Cutting a stylish dash, the Terron looks unique and weighs a reasonable 260g (56-59cm), which compares well with similarly specced competition. Its strength comes from the Carbo Wing reinforcing structure, which uses carbon and fibreglass to create a tough shell extending around half of the helmet.
This allows the Terron to have 24 vents (though Cratoni state 22). The central ones are very generous, with good sized exhaust vents behind to expel heat. The outer ribs are cloaked by an inmoulded shell but it doesn’t extend to the underside of the helmet, leaving it vulnerable to accidental damage.
Cratoni’s Anatomic Fitting System cradle has three small height adjustments, controlled one-handed with a central rotary wheel. Although the heights are limited, the rear cradle is well placed.
The webbing straps have effective cam-lock clips for easy adjustability and are anchored at three points. Security is good, the cradle doing a decent job of holding the helmet in place before you fasten the chinstrap.

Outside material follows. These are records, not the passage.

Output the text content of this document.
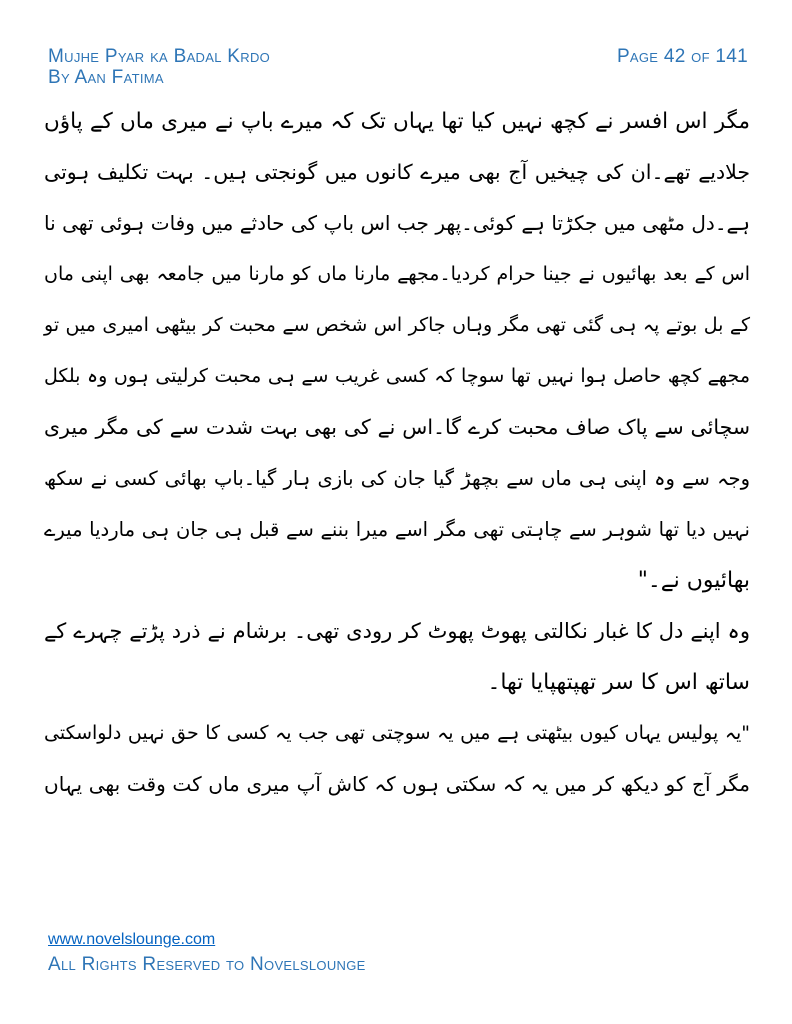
Mujhe Pyar ka Badal Krdo
By Aan Fatima
Page 42 of 141
مگر اس افسر نے کچھ نہیں کیا تھا یہاں تک کہ میرے باپ نے میری ماں کے پاؤں
جلادیے تھے۔ان کی چیخیں آج بھی میرے کانوں میں گونجتی ہیں۔ بہت تکلیف ہوتی
ہے۔دل مٹھی میں جکڑتا ہے کوئی۔پھر جب اس باپ کی حادثے میں وفات ہوئی تھی نا
اس کے بعد بھائیوں نے جینا حرام کردیا۔مجھے مارنا ماں کو مارنا میں جامعہ بھی اپنی ماں
کے بل بوتے پہ ہی گئی تھی مگر وہاں جاکر اس شخص سے محبت کر بیٹھی امیری میں تو
مجھے کچھ حاصل ہوا نہیں تھا سوچا کہ کسی غریب سے ہی محبت کرلیتی ہوں وہ بلکل
سچائی سے پاک صاف محبت کرے گا۔اس نے کی بھی بہت شدت سے کی مگر میری
وجہ سے وہ اپنی ہی ماں سے بچھڑ گیا جان کی بازی ہار گیا۔باپ بھائی کسی نے سکھ
نہیں دیا تھا شوہر سے چاہتی تھی مگر اسے میرا بننے سے قبل ہی جان ہی ماردیا میرے
بھائیوں نے۔"
وہ اپنے دل کا غبار نکالتی پھوٹ پھوٹ کر رودی تھی۔ برشام نے ذرد پڑتے چہرے کے
ساتھ اس کا سر تھپتھپایا تھا۔
"یہ پولیس یہاں کیوں بیٹھتی ہے میں یہ سوچتی تھی جب یہ کسی کا حق نہیں دلواسکتی
مگر آج کو دیکھ کر میں یہ کہ سکتی ہوں کہ کاش آپ میری ماں کت وقت بھی یہاں
www.novelslounge.com
All Rights Reserved to Novelslounge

The oval shape may not suit rounder heads, but even though the shell’s overall look is quite compact, it maintains excellent airflow through its wide inner channels. In fact, the minimal shell and Coolmax pads have relatively little contact with the scalp, which combined with the gale blowing through the oversized vents removed heat almost as soon as it was created.
Quality of finish is good, apart from a couple of small gaps between the carbon and polystyrene core, and minor abrasion to the webbing straps where they enter the shell.